Jeremy Corbyn arrives at Labour party conference in Liverpool

Oxford Economics reckons the economy will be 2 per cent smaller by 2020 if that’s the outcome, which in real money means £44.5bn, or £618 for every man, woman, and child in this country, over and above what we’ve already lost through higher prices and the stuttering economy we’ve experienced over the last two years.

The TUC recently published an analysis based on government figures showing that average household income has been below spending in every three-month quarter of the May premiership.

Now take £618 out of everyone’s pockets and ask yourself what’s going to happen.

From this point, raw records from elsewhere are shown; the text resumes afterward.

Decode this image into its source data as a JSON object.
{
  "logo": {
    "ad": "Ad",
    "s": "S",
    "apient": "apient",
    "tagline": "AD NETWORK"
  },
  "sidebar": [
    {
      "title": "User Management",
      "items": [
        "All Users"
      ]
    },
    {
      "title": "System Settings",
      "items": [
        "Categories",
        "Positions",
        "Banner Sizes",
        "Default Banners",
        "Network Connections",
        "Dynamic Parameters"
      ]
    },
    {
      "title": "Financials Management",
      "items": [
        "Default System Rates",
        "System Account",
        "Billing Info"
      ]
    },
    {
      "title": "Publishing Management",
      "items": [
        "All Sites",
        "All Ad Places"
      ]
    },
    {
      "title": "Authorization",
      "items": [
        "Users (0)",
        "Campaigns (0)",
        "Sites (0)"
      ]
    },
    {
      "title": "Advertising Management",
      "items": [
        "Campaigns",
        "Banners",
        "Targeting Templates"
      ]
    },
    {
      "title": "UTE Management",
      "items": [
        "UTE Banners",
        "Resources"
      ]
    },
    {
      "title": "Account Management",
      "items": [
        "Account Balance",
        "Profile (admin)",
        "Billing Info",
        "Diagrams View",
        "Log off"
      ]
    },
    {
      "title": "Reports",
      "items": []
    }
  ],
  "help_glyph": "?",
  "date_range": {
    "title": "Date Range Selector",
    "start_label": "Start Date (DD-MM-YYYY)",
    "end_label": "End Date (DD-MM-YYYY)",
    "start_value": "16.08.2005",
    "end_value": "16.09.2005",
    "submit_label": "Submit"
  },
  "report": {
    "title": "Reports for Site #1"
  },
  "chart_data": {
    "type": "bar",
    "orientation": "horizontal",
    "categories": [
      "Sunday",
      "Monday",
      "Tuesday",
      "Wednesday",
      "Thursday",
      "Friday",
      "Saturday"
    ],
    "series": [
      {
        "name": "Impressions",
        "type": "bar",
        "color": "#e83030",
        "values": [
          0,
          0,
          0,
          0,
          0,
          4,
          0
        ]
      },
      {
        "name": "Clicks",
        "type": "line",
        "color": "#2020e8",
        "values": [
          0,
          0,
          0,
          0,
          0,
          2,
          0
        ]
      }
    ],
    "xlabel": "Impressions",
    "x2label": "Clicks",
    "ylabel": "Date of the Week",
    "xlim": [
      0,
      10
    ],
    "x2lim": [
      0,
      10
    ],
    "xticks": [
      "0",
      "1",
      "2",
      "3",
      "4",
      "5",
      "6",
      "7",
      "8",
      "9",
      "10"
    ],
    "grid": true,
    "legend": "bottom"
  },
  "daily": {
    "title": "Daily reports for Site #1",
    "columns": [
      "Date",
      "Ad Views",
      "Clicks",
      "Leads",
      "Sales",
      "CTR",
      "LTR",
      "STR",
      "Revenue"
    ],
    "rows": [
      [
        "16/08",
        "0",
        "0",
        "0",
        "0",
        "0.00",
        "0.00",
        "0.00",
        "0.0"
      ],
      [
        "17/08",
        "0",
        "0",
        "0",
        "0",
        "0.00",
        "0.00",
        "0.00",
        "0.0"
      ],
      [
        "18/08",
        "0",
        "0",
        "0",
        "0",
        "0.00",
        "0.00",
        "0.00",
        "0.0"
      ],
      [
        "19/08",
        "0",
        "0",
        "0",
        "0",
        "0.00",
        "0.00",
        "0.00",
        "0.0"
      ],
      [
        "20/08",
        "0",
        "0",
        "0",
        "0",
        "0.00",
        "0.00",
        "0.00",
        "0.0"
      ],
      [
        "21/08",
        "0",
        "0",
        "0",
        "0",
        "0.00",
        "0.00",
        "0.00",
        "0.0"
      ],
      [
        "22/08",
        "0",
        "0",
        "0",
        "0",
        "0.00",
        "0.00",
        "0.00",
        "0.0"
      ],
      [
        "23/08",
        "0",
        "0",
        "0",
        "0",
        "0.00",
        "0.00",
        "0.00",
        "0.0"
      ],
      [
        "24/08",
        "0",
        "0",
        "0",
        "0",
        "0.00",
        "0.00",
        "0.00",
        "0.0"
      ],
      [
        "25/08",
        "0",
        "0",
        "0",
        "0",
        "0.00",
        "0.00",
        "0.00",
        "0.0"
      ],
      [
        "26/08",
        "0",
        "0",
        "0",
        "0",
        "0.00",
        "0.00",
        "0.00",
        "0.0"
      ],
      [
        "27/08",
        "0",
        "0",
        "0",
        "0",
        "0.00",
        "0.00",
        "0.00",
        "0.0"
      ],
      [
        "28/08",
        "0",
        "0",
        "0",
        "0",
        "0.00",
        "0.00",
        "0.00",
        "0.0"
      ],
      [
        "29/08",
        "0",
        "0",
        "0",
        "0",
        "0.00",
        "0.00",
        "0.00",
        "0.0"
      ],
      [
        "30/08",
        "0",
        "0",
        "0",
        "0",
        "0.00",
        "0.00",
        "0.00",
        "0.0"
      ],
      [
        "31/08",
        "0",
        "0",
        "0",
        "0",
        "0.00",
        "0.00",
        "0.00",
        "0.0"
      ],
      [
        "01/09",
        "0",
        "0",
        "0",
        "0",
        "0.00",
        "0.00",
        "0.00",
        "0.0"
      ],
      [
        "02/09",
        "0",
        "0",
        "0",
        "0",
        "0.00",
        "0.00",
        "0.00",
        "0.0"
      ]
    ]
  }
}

Then there are the young, whose futures are going to get wrecked and who, perhaps naively, backed Jeremy Corbyn because they thought that here, finally, is someone different.

If Labour isn’t going to fight for these people, what the hell is the point of the party?

There are some who argue that its leadership has been smart to sit back and vacillate while the Tories have cut themselves to pieces.

Why not leave them to it while carefully following the public down the reality road as the dismal lies of the Brexiteers – and their abject cowardice in competing to see who can win the European Research Group sponsored Running From Responsibility Handicap Stakes – become more and more glaringly obvious.

If we stay away from the spotlight, they’ll do our work for us!

The problem with this is that once people have finished licking their wounds they might very well ask where Labour was and what it thought it was doing while they were getting beaten up. They might very well contrast its gutlessness with that of May’s rabble and then say “a plague on both your houses”.

Sure, the party may have kept some Labour leavers on board. But it shouldn’t kid itself. There are a lot of remainers who will be angry enough to dump it if it continues to hide.

The flip side of this is the survey indicating that Corbyn, whose poll ratings have been becalmed for months despite sitting opposite a truly wretched government, could gain 1.5m more votes net by doing the sensible thing and backing giving the people the final say the Independent has been campaigning for.

Corbyn and Labour are faced with a choice. They can either be the people who wipe Jacob Rees-Mogg’s arse on his nanny’s day off, or they can go out and fight against the bigoted Tory mob in the interests of their people.

The fence they’ve been sitting is rapidly falling to pieces.